Tujuan dari pendidikan karakter ( Kemendiknas, 2011:7) adalah membentuk individu-individu yang baik yang bersumber dari hati, pikiran, perbuatan, memiliki jiwa pancasilais, cinta tanah air, cinta sesama umat manusia, dan mampu menggembangkan diri untuk menjadi manusia yang bermartabar, jujur, dan bertanggung jawab dalam rangka mencerdaskan kehidupan bangsa. Karakter-karakter tersebut harus dapat diimplementasikan dalam kehidupan nyata juga dalam dunia maya.

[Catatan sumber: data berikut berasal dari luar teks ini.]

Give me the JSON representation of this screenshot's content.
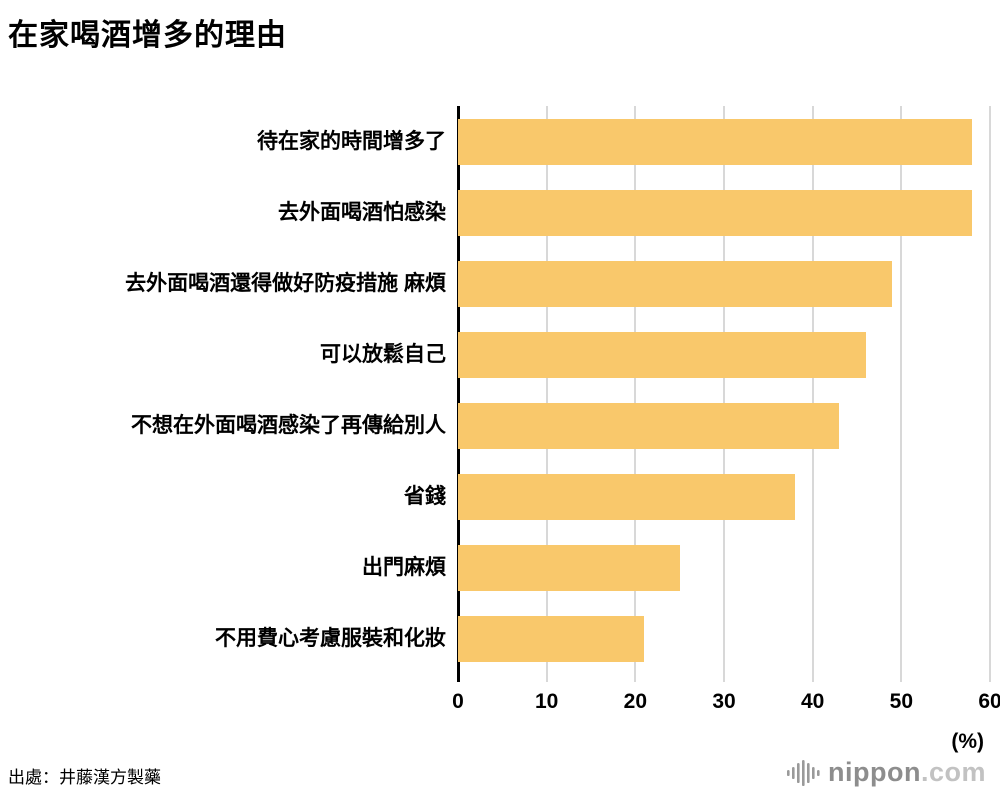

Terdapat empat raung lingkup dalam pendidikan karakter sebagaimana pendapat Ki Hajar dewantara yaitu olah pikir, olah hati, olah raga, dan olah rasa. Oleh pikir berarti seorang memiliki sifat cerdas, kritis, kreatif. Sedangkan olah hati adalah seseorang memiliki keimanan yang kuat, bertaqwa, jujur, amanah, adil, bertanggung jawab, berempati, berani mengambil resiko, dan berjiwa patriotik. Olah raga berarti seseorang memiliki sifat-sifat menjaga kebersihan dan kesehatan, disiplin, sportif, tangguh, bersahabat, koopratif, diterminatif, gigih dan ceria. Sedangkan olah rasa adalah seseorang memiliki sifat-sifat ramah, tolerance, saling menghargai gotong royong, suka menolong, nasionalis, mengutamakan kepentingan umum dari pada kepentingan pribadi, cinta tanah air, kerja keras, kerja ikhlasn dan kerja tuntas.
Karakter-karakter tersebut harus tertanam dalam diri pengguna media social agar tidak terjebak dalam fanatisme berita-berita bohong. Misal sifat saling menghargai tidak hanya berlaku di dunia nyata tetapi juga berlaku di dunia maya, seseorang harus saling menghargai pendapat orang lain.
Jika seluruh bangsa Indonesia sudah tertanam pendidikan karakter, maka berita-berita bohong, ujuran kebencian, dan adu domba dapat diperangi dan dapat diberantas. Semoga.